La traversée des Grandes Jorasses...

Un rêve qui se dessinait de plus en plus précisément dans nos esprits, et un projet préparé de longue date avec la Courle ! Les dates avaient été fixées longtemps à l'avance : nous avions une semaine complète pour choisir le meilleur créneau météo : «on s'engage là-dedans seulement avec une fenêtre météo stable de 3 jours». Seulement, cette fenêtre, elle n'allait visiblement pas arriver ! Que faire ? La météo ne sera pas excellente et stable sur plusieurs jours, et qui plus est, les chutes de neige de dimanche/lundi/mardi ont relancé les dés : quelles sont les conditions par là-haut ? quelle quantité de neige recouvre les parties les plus grimpantes ?

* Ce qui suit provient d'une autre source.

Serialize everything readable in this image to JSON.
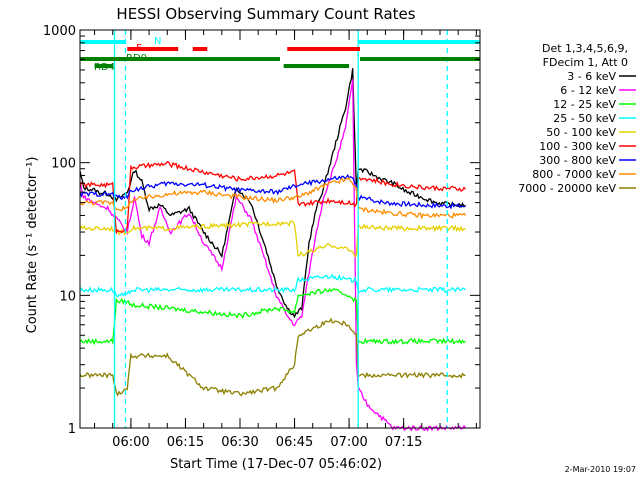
{
  "chart_data": {
    "type": "line",
    "title": "HESSI Observing Summary Count Rates",
    "xlabel": "Start Time (17-Dec-07 05:46:02)",
    "ylabel": "Count Rate (s⁻¹ detector⁻¹)",
    "y_scale": "log",
    "ylim": [
      1,
      1000
    ],
    "xlim_minutes": [
      -14,
      96
    ],
    "x_ticks": [
      {
        "label": "06:00",
        "minute": 0
      },
      {
        "label": "06:15",
        "minute": 15
      },
      {
        "label": "06:30",
        "minute": 30
      },
      {
        "label": "06:45",
        "minute": 45
      },
      {
        "label": "07:00",
        "minute": 60
      },
      {
        "label": "07:15",
        "minute": 75
      }
    ],
    "y_ticks": [
      {
        "label": "1",
        "value": 1
      },
      {
        "label": "10",
        "value": 10
      },
      {
        "label": "100",
        "value": 100
      },
      {
        "label": "1000",
        "value": 1000
      }
    ],
    "legend_header": [
      "Det 1,3,4,5,6,9,",
      "FDecim 1, Att 0"
    ],
    "legend_placement": "right",
    "series": [
      {
        "name": "3 - 6 keV",
        "color": "#000000",
        "minutes": [
          -14,
          -13,
          -10,
          -9,
          -6,
          -5,
          -4,
          -1,
          1,
          3,
          5,
          8,
          11,
          16,
          20,
          25,
          29,
          33,
          37,
          40,
          43,
          45,
          47,
          49,
          51,
          53,
          56,
          59,
          61,
          62,
          62.5,
          65,
          69,
          72,
          76,
          80,
          84,
          88,
          92
        ],
        "values": [
          85,
          65,
          62,
          60,
          58,
          55,
          52,
          60,
          88,
          72,
          45,
          48,
          40,
          45,
          30,
          20,
          65,
          50,
          23,
          12,
          8,
          7,
          8,
          25,
          45,
          65,
          130,
          260,
          500,
          60,
          90,
          85,
          75,
          70,
          60,
          55,
          50,
          48,
          48
        ]
      },
      {
        "name": "6 - 12 keV",
        "color": "#ff00ff",
        "minutes": [
          -14,
          -13,
          -10,
          -9,
          -6,
          -5,
          -4,
          -1,
          1,
          3,
          5,
          8,
          11,
          16,
          20,
          25,
          29,
          33,
          37,
          40,
          43,
          45,
          47,
          49,
          51,
          53,
          56,
          59,
          61,
          62,
          62.5,
          65,
          69,
          72,
          76,
          80,
          84,
          88,
          92
        ],
        "values": [
          70,
          55,
          50,
          48,
          45,
          40,
          38,
          30,
          55,
          28,
          25,
          45,
          30,
          42,
          25,
          16,
          55,
          38,
          18,
          10,
          7,
          6,
          7,
          15,
          30,
          55,
          95,
          180,
          430,
          3,
          2,
          1.5,
          1.2,
          1,
          1,
          1,
          1,
          1,
          1
        ]
      },
      {
        "name": "12 - 25 keV",
        "color": "#00ff00",
        "minutes": [
          -14,
          -5,
          -4,
          -1,
          0,
          10,
          20,
          30,
          40,
          45,
          46,
          55,
          60,
          62,
          62.5,
          70,
          80,
          92
        ],
        "values": [
          4.5,
          4.5,
          9,
          9,
          8.5,
          8,
          7.5,
          7,
          8,
          7.5,
          10,
          11,
          10,
          9,
          4.5,
          4.5,
          4.5,
          4.5
        ]
      },
      {
        "name": "25 - 50 keV",
        "color": "#00ffff",
        "minutes": [
          -14,
          -5,
          -4,
          -1,
          0,
          10,
          20,
          30,
          40,
          45,
          46,
          55,
          60,
          62,
          62.5,
          70,
          80,
          92
        ],
        "values": [
          11,
          11,
          10,
          10,
          11,
          11,
          11,
          11,
          11,
          11,
          13,
          14,
          13,
          13,
          11,
          11,
          11,
          11
        ]
      },
      {
        "name": "50 - 100 keV",
        "color": "#e6d000",
        "minutes": [
          -14,
          -5,
          -4,
          -1,
          0,
          10,
          20,
          30,
          40,
          45,
          46,
          55,
          60,
          62,
          62.5,
          70,
          80,
          92
        ],
        "values": [
          32,
          32,
          30,
          30,
          32,
          32,
          33,
          34,
          35,
          35,
          20,
          24,
          22,
          20,
          33,
          32,
          32,
          32
        ]
      },
      {
        "name": "100 - 300 keV",
        "color": "#ff0000",
        "minutes": [
          -14,
          -5,
          -4,
          -1,
          0,
          10,
          20,
          30,
          40,
          45,
          46,
          55,
          60,
          62,
          62.5,
          70,
          80,
          92
        ],
        "values": [
          68,
          68,
          30,
          32,
          92,
          98,
          85,
          75,
          80,
          85,
          48,
          52,
          50,
          48,
          78,
          70,
          65,
          63
        ]
      },
      {
        "name": "300 - 800 keV",
        "color": "#0000ff",
        "minutes": [
          -14,
          -5,
          -4,
          -1,
          0,
          10,
          20,
          30,
          40,
          45,
          46,
          55,
          60,
          62,
          62.5,
          70,
          80,
          92
        ],
        "values": [
          58,
          58,
          55,
          55,
          62,
          70,
          68,
          62,
          60,
          66,
          68,
          75,
          78,
          70,
          55,
          50,
          48,
          47
        ]
      },
      {
        "name": "800 - 7000 keV",
        "color": "#ff8c00",
        "minutes": [
          -14,
          -5,
          -4,
          -1,
          0,
          10,
          20,
          30,
          40,
          45,
          46,
          55,
          60,
          62,
          62.5,
          70,
          80,
          92
        ],
        "values": [
          50,
          50,
          45,
          45,
          52,
          58,
          60,
          55,
          52,
          55,
          55,
          70,
          75,
          65,
          45,
          42,
          40,
          40
        ]
      },
      {
        "name": "7000 - 20000 keV",
        "color": "#8b8000",
        "minutes": [
          -14,
          -5,
          -4,
          -1,
          0,
          10,
          20,
          30,
          40,
          45,
          46,
          55,
          60,
          62,
          62.5,
          70,
          80,
          92
        ],
        "values": [
          2.5,
          2.5,
          1.8,
          2,
          3.5,
          3.5,
          2,
          1.8,
          2,
          3,
          5,
          6.5,
          6,
          5,
          2.5,
          2.5,
          2.5,
          2.5
        ]
      }
    ],
    "state_bars": [
      {
        "label": "N",
        "color": "#00ffff",
        "segments": [
          [
            -14,
            -1.5
          ],
          [
            62.5,
            96
          ]
        ]
      },
      {
        "label": "F",
        "color": "#ff0000",
        "segments": [
          [
            -1,
            13
          ],
          [
            17,
            21
          ],
          [
            43,
            63
          ]
        ]
      },
      {
        "label": "RD0",
        "color": "#008000",
        "segments": [
          [
            -14,
            -1
          ],
          [
            -1,
            41
          ],
          [
            63,
            96
          ]
        ]
      },
      {
        "label": "RD4",
        "color": "#008000",
        "segments": [
          [
            -10,
            -5
          ],
          [
            42,
            60
          ]
        ]
      }
    ],
    "vertical_markers": {
      "solid_cyan_minutes": [
        -4.5,
        62.5
      ],
      "dashed_cyan_minutes": [
        -1.5,
        87
      ]
    }
  },
  "footer": {
    "date": "2-Mar-2010 19:07"
  }
}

Beaucoup de questions, beaucoup de doutes, mais énormément d'attention à chaque détail et de précaution dans les perspectives envisageables. Après de longues discussions, toujours sereines mais pleines d'incertitudes, nous envisageons un départ le jeudi matin depuis Entrèves pour entamer la traversée vers Rochefort, pour avoir une idée des conditions de terrain, et pour aviser de poursuivre ou non vers Canzio selon les différents facteurs.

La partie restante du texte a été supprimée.